Das stationäre Schwindeldiagnostikkonzept hat in dieser selektierten Patientenkohorte mit CVS und seit Jahren bestehenden Beschwerden erfolgreich zu einer Diagnosefindung beigetragen. Inwieweit eine diagnosespezifische Therapie eine Verbesserung der gesundheitsbezogenen Lebensqualität erwarten lässt und damit Folgekosten für das Gesundheitssystem reduziert werden, bleibt zukünftigen Studien vorbehalten. Dieses Konzept hat auch hinsichtlich der studentischen Lehre und Assistentenausbildung eine besondere didaktische Bedeutung an unserer Hochschule erlangt.

Fazit

  • Bei Patienten mit chronischen Schwindelsyndromen (CVS) gelingt in bestimmten Fällen gegenwärtig keine definitive Diagnosestellung in den ambulanten Versorgungsstrukturen.

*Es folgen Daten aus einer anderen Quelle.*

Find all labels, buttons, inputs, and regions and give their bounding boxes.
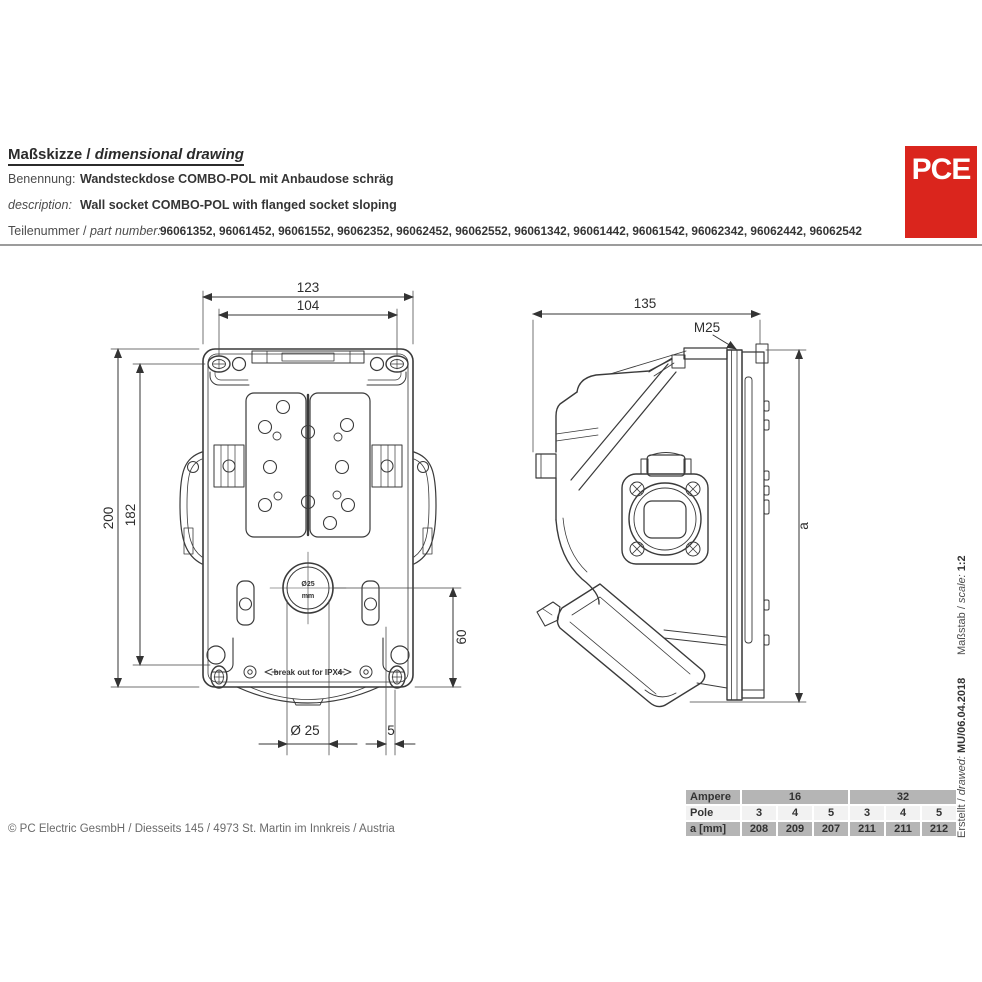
front-center-plates <box>246 393 370 537</box>
dim-123: 123 <box>296 280 320 295</box>
part-number-label: Teilenummer / part number: <box>8 224 161 238</box>
title-en: dimensional drawing <box>94 146 244 163</box>
side-view <box>536 344 769 707</box>
pole-value: 3 <box>850 806 884 820</box>
name-value: Wandsteckdose COMBO-POL mit Anbaudose schräg <box>80 172 394 186</box>
pole-label: Pole <box>686 806 740 820</box>
side-body-outline <box>536 359 676 604</box>
created-value: MU/06.04.2018 <box>956 677 968 757</box>
name-label: Benennung: <box>8 172 76 186</box>
created-note: Erstellt / drawed: MU/06.04.2018 <box>956 677 968 838</box>
pole-value: 3 <box>742 806 776 820</box>
dim-5: 5 <box>387 723 395 738</box>
pole-value: 5 <box>922 806 956 820</box>
breakout-note-text: break out for IPX4 <box>273 668 343 677</box>
a-mm-value: 212 <box>922 822 956 836</box>
dim-d25: Ø 25 <box>290 723 320 738</box>
side-flanged-socket <box>622 453 708 565</box>
dim-a: a <box>796 522 811 530</box>
ampere-label: Ampere <box>686 790 740 804</box>
pole-value: 5 <box>814 806 848 820</box>
scale-note: Maßstab / scale: 1:2 <box>956 555 968 655</box>
description-value: Wall socket COMBO-POL with flanged socket sloping <box>80 198 397 212</box>
title-de: Maßskizze <box>8 146 83 163</box>
front-bottom-ears <box>207 638 409 688</box>
a-mm-value: 211 <box>886 822 920 836</box>
front-breakout-note <box>265 668 351 677</box>
side-wall-plate <box>727 344 769 700</box>
spec-table <box>684 788 958 838</box>
dim-60: 60 <box>454 629 469 645</box>
dim-200: 200 <box>101 506 116 530</box>
description-label: description: <box>8 198 72 212</box>
spec-table-a-row <box>686 822 956 836</box>
knockout-label-2: mm <box>301 593 315 600</box>
a-mm-value: 209 <box>778 822 812 836</box>
dim-104: 104 <box>296 298 320 313</box>
a-mm-label: a [mm] <box>686 822 740 836</box>
a-mm-value: 207 <box>814 822 848 836</box>
pce-logo-text: PCE <box>911 153 971 186</box>
side-sloping-socket <box>537 584 727 707</box>
dim-135: 135 <box>633 296 657 311</box>
knockout-label-1: Ø25 <box>301 581 315 588</box>
a-mm-value: 211 <box>850 822 884 836</box>
part-numbers: 96061352, 96061452, 96061552, 96062352, 96062452, 96062552, 96061342, 96061442, 96061542, 96062342, 96062442, 96062542 <box>160 224 862 238</box>
a-mm-value: 208 <box>742 822 776 836</box>
ampere-16: 16 <box>742 790 848 804</box>
ampere-32: 32 <box>850 790 956 804</box>
gland-label-m25: M25 <box>693 320 721 335</box>
copyright-line: © PC Electric GesmbH / Diesseits 145 / 4973 St. Martin im Innkreis / Austria <box>8 823 395 835</box>
scale-value: 1:2 <box>956 555 968 575</box>
spec-table-pole-row <box>686 806 956 820</box>
spec-table-ampere-row <box>686 790 956 804</box>
front-top-ears <box>208 356 408 385</box>
page-title: Maßskizze / dimensional drawing <box>8 146 244 166</box>
pole-value: 4 <box>886 806 920 820</box>
front-view <box>180 349 436 705</box>
dim-182: 182 <box>123 503 138 527</box>
pole-value: 4 <box>778 806 812 820</box>
side-cable-gland <box>610 348 727 376</box>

  • Patienten mit CVS haben bei Vorstellung in über 90 % der Fälle eine bereits mehrjährige Beeinträchtigung ihrer Lebensqualität durch die Schwindelsymptomatik.

  • Ein stationäres interdisziplinäres Schwindeldiagnostikkonzept kann durch eine differenzierte otoneurologische Diagnostik und eine ungehinderte Kommunikation der beteiligten Fachdisziplinen auch bei unklaren CVS in mehr als 90 % der Fälle Ursachen identifizieren und die Patienten einer diagnosespezifischen Therapie zuführen.

  • Interdisziplinäre Abklärungen von CVS finden bei Frauen häufiger statt als bei Männern.

  • Chronische Schwindelsyndrome sind in der Mehrheit der Fälle multifaktoriell bedingt und erfordern diagnoseabhängig auch ein komplexes therapeutisches Vorgehen.

  • Bei über der Hälfte der Patienten mit CVS liegt eine psychosomatische (Ko‑)Morbidität vor.